Contexte

Le contexte

 

 

     Les réacteurs à eau pressurisé constituent l'essentiel du parc nucléaire français. Ainsi, l'énergie issue de la réaction sert à vaporiser de l'eau qui entraînera les turbines qui produiront l'électricité. La vaporisation de l'eau se fait au sein des générateurs de vapeur. Dans le circuit primaire, l'eau pressurisée n'est pas vaporisée dans des conditions normales de fonctionnement. Cependant, en cas de dépression brutale, ou d'augmentation ponctuelle de température une ébullition pourrait se déclencher. Ainsi, cette étude s'inscrit dans une problématique sécuritaire au niveau du fonctionnement du cycle primaire.

 

Schéma de principe du fonctionnement d'un REP

 

        Source

       En effet, une ébullition nuclée peut évoluer en une ébullition en film. Dans ces conditions, les coefficients d'échange chutent brutalement. L'énergie contenue dans les barreaux n'est plus dissipée par le fluide; la température des parois augmente donc de façon drastique. Cet échauffement ponctuel risque d'endommager lesdites parois et de compromettre la longévité du matériel.

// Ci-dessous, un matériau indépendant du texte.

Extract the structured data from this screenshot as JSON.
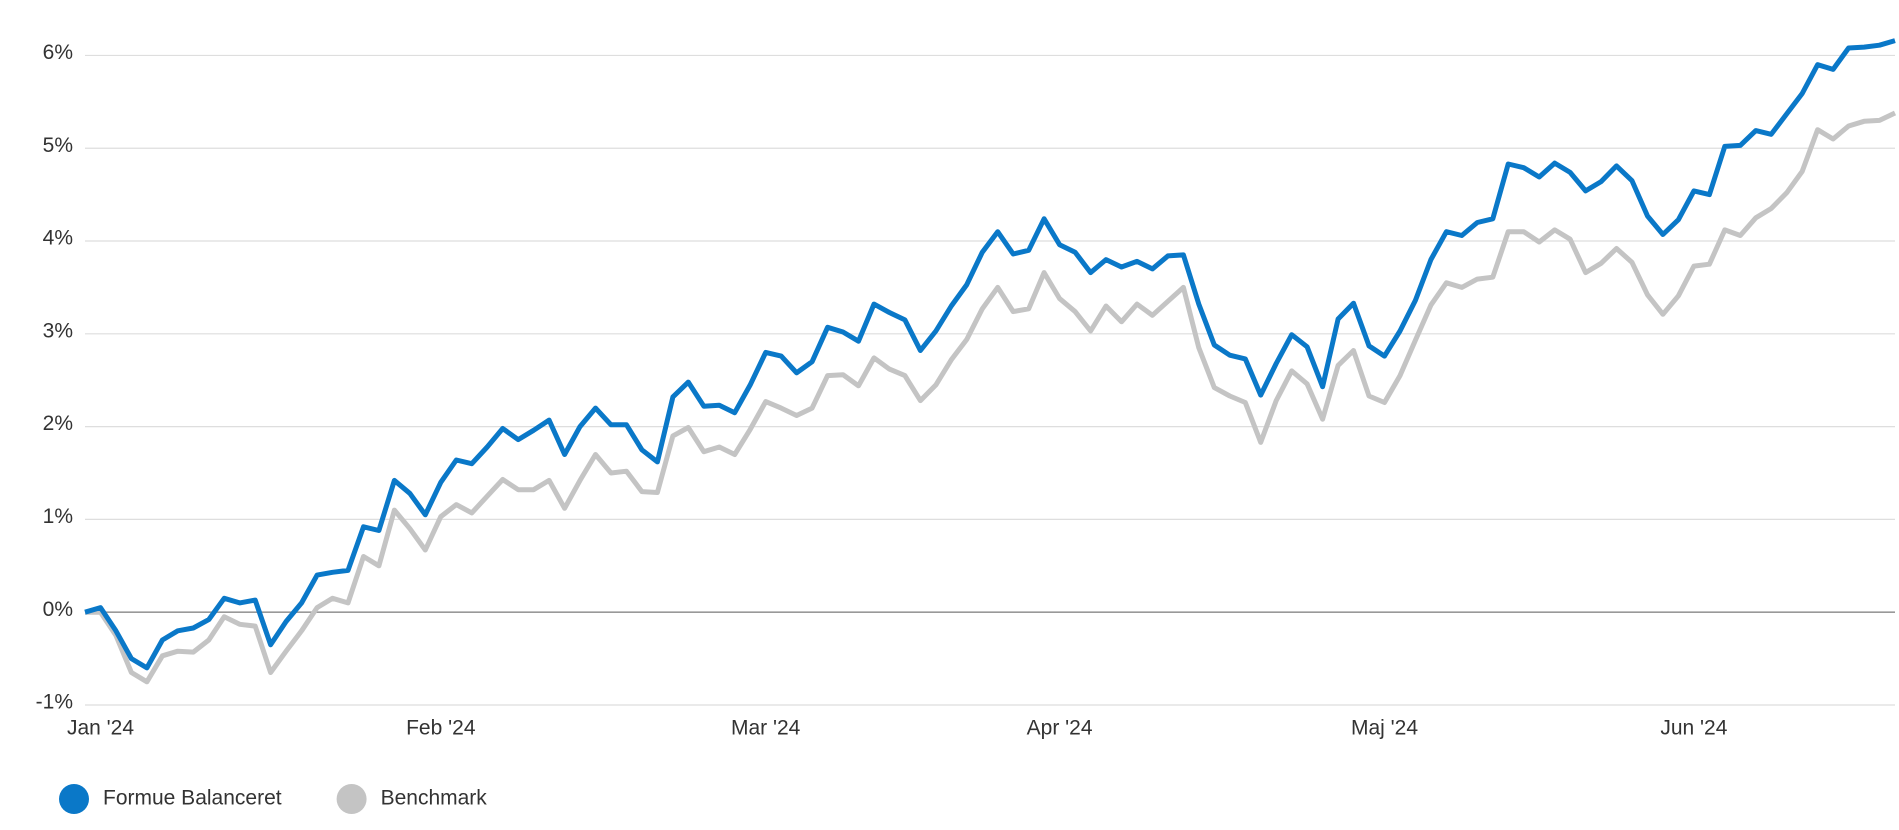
{
  "chart_data": {
    "type": "line",
    "categories": [
      null,
      "Jan '24",
      null,
      null,
      null,
      null,
      null,
      null,
      null,
      null,
      null,
      null,
      null,
      null,
      null,
      null,
      null,
      null,
      null,
      null,
      null,
      null,
      null,
      "Feb '24",
      null,
      null,
      null,
      null,
      null,
      null,
      null,
      null,
      null,
      null,
      null,
      null,
      null,
      null,
      null,
      null,
      null,
      null,
      null,
      null,
      "Mar '24",
      null,
      null,
      null,
      null,
      null,
      null,
      null,
      null,
      null,
      null,
      null,
      null,
      null,
      null,
      null,
      null,
      null,
      null,
      "Apr '24",
      null,
      null,
      null,
      null,
      null,
      null,
      null,
      null,
      null,
      null,
      null,
      null,
      null,
      null,
      null,
      null,
      null,
      null,
      null,
      null,
      "Maj '24",
      null,
      null,
      null,
      null,
      null,
      null,
      null,
      null,
      null,
      null,
      null,
      null,
      null,
      null,
      null,
      null,
      null,
      null,
      null,
      "Jun '24",
      null,
      null,
      null,
      null,
      null,
      null,
      null,
      null,
      null,
      null,
      null,
      null,
      null
    ],
    "series": [
      {
        "name": "Formue Balanceret",
        "color": "#0a78c8",
        "values": [
          0,
          0.05,
          -0.2,
          -0.5,
          -0.6,
          -0.3,
          -0.2,
          -0.17,
          -0.08,
          0.15,
          0.1,
          0.13,
          -0.35,
          -0.1,
          0.1,
          0.4,
          0.43,
          0.45,
          0.92,
          0.88,
          1.42,
          1.28,
          1.05,
          1.4,
          1.64,
          1.6,
          1.78,
          1.98,
          1.86,
          1.96,
          2.07,
          1.7,
          2.0,
          2.2,
          2.02,
          2.02,
          1.75,
          1.62,
          2.32,
          2.48,
          2.22,
          2.23,
          2.15,
          2.45,
          2.8,
          2.76,
          2.58,
          2.7,
          3.07,
          3.02,
          2.92,
          3.32,
          3.23,
          3.15,
          2.82,
          3.03,
          3.3,
          3.53,
          3.88,
          4.1,
          3.86,
          3.9,
          4.24,
          3.96,
          3.88,
          3.66,
          3.8,
          3.72,
          3.78,
          3.7,
          3.84,
          3.85,
          3.32,
          2.88,
          2.77,
          2.73,
          2.34,
          2.68,
          2.99,
          2.86,
          2.43,
          3.16,
          3.33,
          2.87,
          2.76,
          3.03,
          3.36,
          3.8,
          4.1,
          4.06,
          4.2,
          4.24,
          4.83,
          4.79,
          4.69,
          4.84,
          4.74,
          4.54,
          4.64,
          4.81,
          4.65,
          4.27,
          4.07,
          4.23,
          4.54,
          4.5,
          5.02,
          5.03,
          5.19,
          5.15,
          5.37,
          5.59,
          5.9,
          5.85,
          6.08,
          6.09,
          6.11,
          6.16
        ]
      },
      {
        "name": "Benchmark",
        "color": "#c4c4c4",
        "values": [
          0,
          0,
          -0.25,
          -0.65,
          -0.75,
          -0.47,
          -0.42,
          -0.43,
          -0.3,
          -0.05,
          -0.13,
          -0.15,
          -0.65,
          -0.42,
          -0.2,
          0.05,
          0.15,
          0.1,
          0.6,
          0.5,
          1.1,
          0.9,
          0.67,
          1.03,
          1.16,
          1.07,
          1.25,
          1.43,
          1.32,
          1.32,
          1.42,
          1.12,
          1.42,
          1.7,
          1.5,
          1.52,
          1.3,
          1.29,
          1.9,
          1.99,
          1.73,
          1.78,
          1.7,
          1.97,
          2.27,
          2.2,
          2.12,
          2.2,
          2.55,
          2.56,
          2.44,
          2.74,
          2.62,
          2.55,
          2.28,
          2.45,
          2.72,
          2.94,
          3.27,
          3.5,
          3.24,
          3.27,
          3.66,
          3.38,
          3.24,
          3.03,
          3.3,
          3.13,
          3.32,
          3.2,
          3.35,
          3.5,
          2.85,
          2.42,
          2.33,
          2.26,
          1.83,
          2.28,
          2.6,
          2.46,
          2.08,
          2.66,
          2.82,
          2.33,
          2.26,
          2.55,
          2.93,
          3.31,
          3.55,
          3.5,
          3.59,
          3.61,
          4.1,
          4.1,
          3.99,
          4.12,
          4.02,
          3.66,
          3.76,
          3.92,
          3.77,
          3.42,
          3.21,
          3.41,
          3.73,
          3.75,
          4.12,
          4.06,
          4.25,
          4.35,
          4.52,
          4.75,
          5.2,
          5.1,
          5.24,
          5.29,
          5.3,
          5.38
        ]
      }
    ],
    "ylim": [
      -1,
      6.3
    ],
    "yticks": [
      {
        "value": -1,
        "label": "-1%"
      },
      {
        "value": 0,
        "label": "0%"
      },
      {
        "value": 1,
        "label": "1%"
      },
      {
        "value": 2,
        "label": "2%"
      },
      {
        "value": 3,
        "label": "3%"
      },
      {
        "value": 4,
        "label": "4%"
      },
      {
        "value": 5,
        "label": "5%"
      },
      {
        "value": 6,
        "label": "6%"
      }
    ],
    "grid": true,
    "legend": "bottom-left"
  }
}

Dans ce sens, des travaux antérieures ont été réalisés dans le développement d'un modèle prédictif local de la crise d'ébullition, notamment une thèse intitulée "Contribution au développement d'une Approche Prédictive Locale de la crise d'ébullition", dont le titulaire est monsieur Montout.

 

Érosion d'un barreau par la crise d'ébullition

 

       Dès lors, le but de cette étude serait de consigner l'extension possible des corrélations de référence, et de modéliser la génération de la bulle; un nouveau modèle de prédiction de l'ébullition à l'échelle locale des bulles, inspiré du modèle de Kurul et Podowsky serait alors mis sur pied. Dans ce sens, un modèle local requière de renseigner le diamètre de détachement des bulles, leur fréquence de formation et la densité de sites activés. Ainsi, les différentes corrélations seront comparées entre elles pour déterminer une extension de leurs domaines de validité.